19/01/2021 di Manuela Antonacci

L’ennesima ipocrisia inclusiva. Ecco come è arrivata l’inutile dicitura “Architetta”

Oggi è tanto criticata, analizzata, eletta ad oggetto di dibattiti, discussioni e proposte parlamentari, manifestazioni, celebrazioni ecc. Di cosa stiamo parlando? Della mancanza di parità tra l’uomo e la donna, tanto sbandierata nella nostra società. Così, almeno in Sardegna, si è pensato bene di dare un “taglio netto” al problema.

 come? L’Ordine degli architetti di Cagliari, ha coraggiosamente stabilito, in seguito alla richiesta di una delle sue iscritte, di riconoscere, d’ora in poi, sui timbri delle professioniste la dicitura “architetta”. Questo perché, secondo l’“architetta” Mocci che ne ha fatto richiesta, favorirebbe la formazione di un’identità professionale più consapevole “e che costituisca un primo tassello inscritto all'interno di un più ampio dibattito culturale per la parità di genere.
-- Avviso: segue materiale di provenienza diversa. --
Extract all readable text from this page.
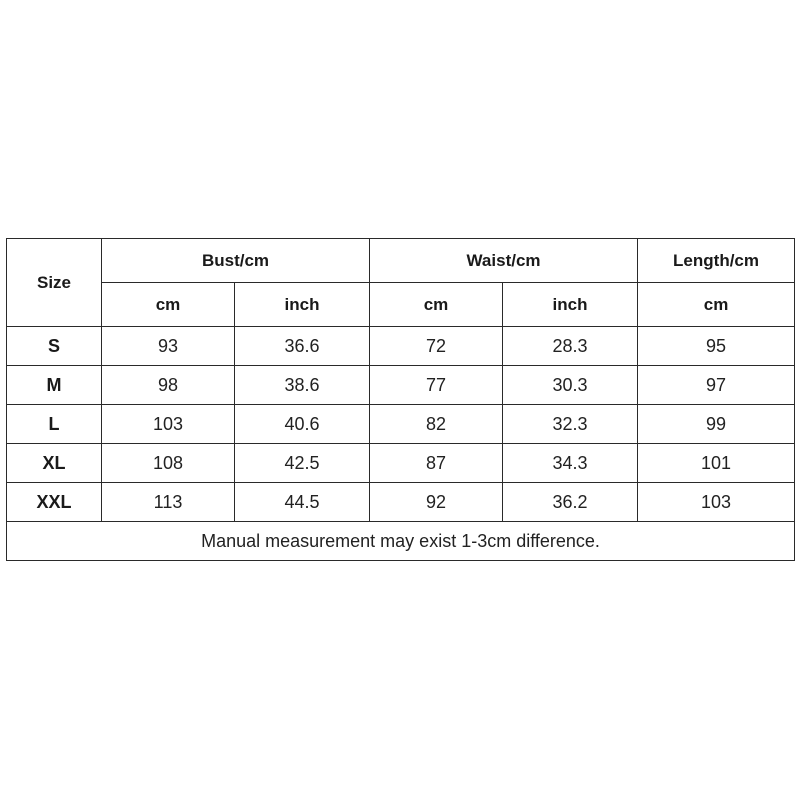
Size	Bust/cm		Waist/cm		Length/cm
	cm	inch	cm	inch	cm
S	93	36.6	72	28.3	95
M	98	38.6	77	30.3	97
L	103	40.6	82	32.3	99
XL	108	42.5	87	34.3	101
XXL	113	44.5	92	36.2	103
Manual measurement may exist 1-3cm difference.					
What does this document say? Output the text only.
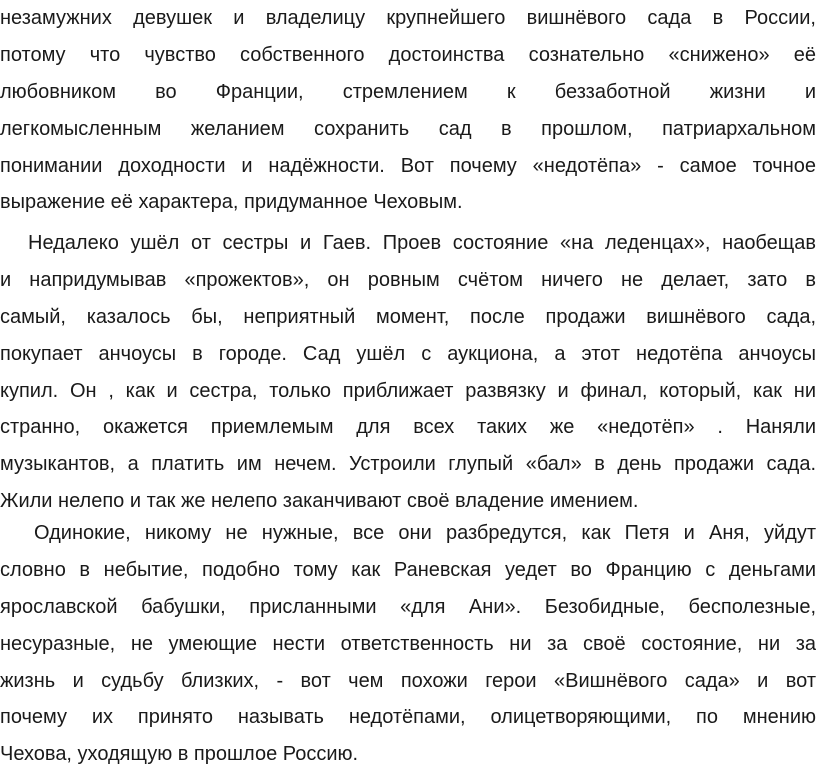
незамужних девушек и владелицу крупнейшего вишнёвого сада в России,
потому что чувство собственного достоинства сознательно «снижено» её
любовником во Франции, стремлением к беззаботной жизни и
легкомысленным желанием сохранить сад в прошлом, патриархальном
понимании доходности и надёжности. Вот почему «недотёпа» - самое точное
выражение её характера, придуманное Чеховым.
Недалеко ушёл от сестры и Гаев. Проев состояние «на леденцах», наобещав
и напридумывав «прожектов», он ровным счётом ничего не делает, зато в
самый, казалось бы, неприятный момент, после продажи вишнёвого сада,
покупает анчоусы в городе. Сад ушёл с аукциона, а этот недотёпа анчоусы
купил. Он , как и сестра, только приближает развязку и финал, который, как ни
странно, окажется приемлемым для всех таких же «недотёп» . Наняли
музыкантов, а платить им нечем. Устроили глупый «бал» в день продажи сада.
Жили нелепо и так же нелепо заканчивают своё владение имением.
Одинокие, никому не нужные, все они разбредутся, как Петя и Аня, уйдут
словно в небытие, подобно тому как Раневская уедет во Францию с деньгами
ярославской бабушки, присланными «для Ани». Безобидные, бесполезные,
несуразные, не умеющие нести ответственность ни за своё состояние, ни за
жизнь и судьбу близких, - вот чем похожи герои «Вишнёвого сада» и вот
почему их принято называть недотёпами, олицетворяющими, по мнению
Чехова, уходящую в прошлое Россию.
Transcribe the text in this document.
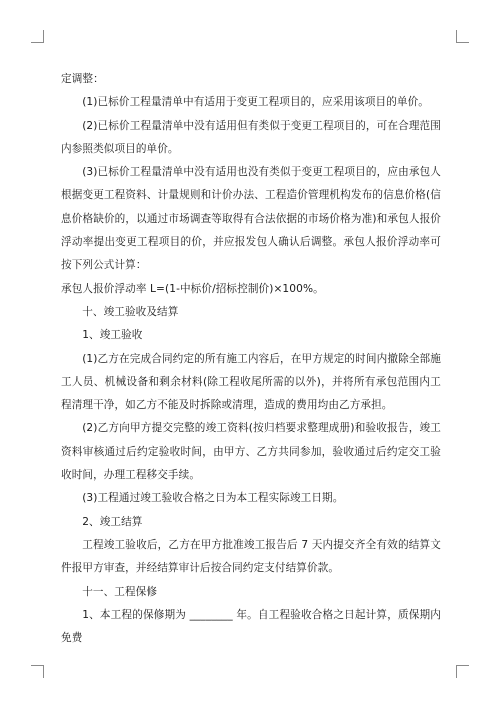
定调整：

(1)已标价工程量清单中有适用于变更工程项目的，应采用该项目的单价。

(2)已标价工程量清单中没有适用但有类似于变更工程项目的，可在合理范围内参照类似项目的单价。

(3)已标价工程量清单中没有适用也没有类似于变更工程项目的，应由承包人根据变更工程资料、计量规则和计价办法、工程造价管理机构发布的信息价格(信息价格缺价的，以通过市场调查等取得有合法依据的市场价格为准)和承包人报价浮动率提出变更工程项目的价，并应报发包人确认后调整。承包人报价浮动率可按下列公式计算：

承包人报价浮动率 L=(1-中标价/招标控制价)×100%。

十、竣工验收及结算

1、竣工验收

(1)乙方在完成合同约定的所有施工内容后，在甲方规定的时间内撤除全部施工人员、机械设备和剩余材料(除工程收尾所需的以外)，并将所有承包范围内工程清理干净，如乙方不能及时拆除或清理，造成的费用均由乙方承担。

(2)乙方向甲方提交完整的竣工资料(按归档要求整理成册)和验收报告，竣工资料审核通过后约定验收时间，由甲方、乙方共同参加，验收通过后约定交工验收时间，办理工程移交手续。

(3)工程通过竣工验收合格之日为本工程实际竣工日期。

2、竣工结算

工程竣工验收后，乙方在甲方批准竣工报告后 7 天内提交齐全有效的结算文件报甲方审查，并经结算审计后按合同约定支付结算价款。

十一、工程保修

1、本工程的保修期为 ________ 年。自工程验收合格之日起计算，质保期内免费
Credo che contribuisca a sviluppare una cultura partecipata dell'uguaglianza in generale e specificatamente nel campo dell'architettura".

Le ha fatto, poi, da eco, la sociologa e linguista Vera Gheno che, in un recente intervento pubblico sul linguaggio di genere, si è affrettata a specificare come il termine “architetta”, in realtà, sia già presente nei dizionari italiani ma da tempo, come accaduto per altri mestieri, “avrebbe ceduto il passo alla versione maschile”. Insomma si esulta perché si inizierebbe a parlare il cosiddetto “linguaggio della parità”. E, in effetti, di parole si tratta, perché non ci risulta che concretamente sia stato fatto granché per aiutare le donne che, nella vita di tutti i giorni, vivono le difficoltà pratiche che le porta a dividersi tra mille mansioni e mille contesti, familiari e non, spesso unicamente sulle loro spalle.

Davvero, declinare un termine al femminile, oltre che al maschile, risolverebbe o allevierebbe la fatica e le difficoltà del genere femminile, nella nostra società o è solo un modo per lavarsi la coscienza ed unirsi al coro dei belati di chi davvero crede che le donne comuni e, non una casta di privilegiate, si accontentino di un linguaggio più “inclusivo” che continuerà, però, a rimanere un bel ricordo solo sulla carta, insieme ai loro diritti e ai loro bisogni?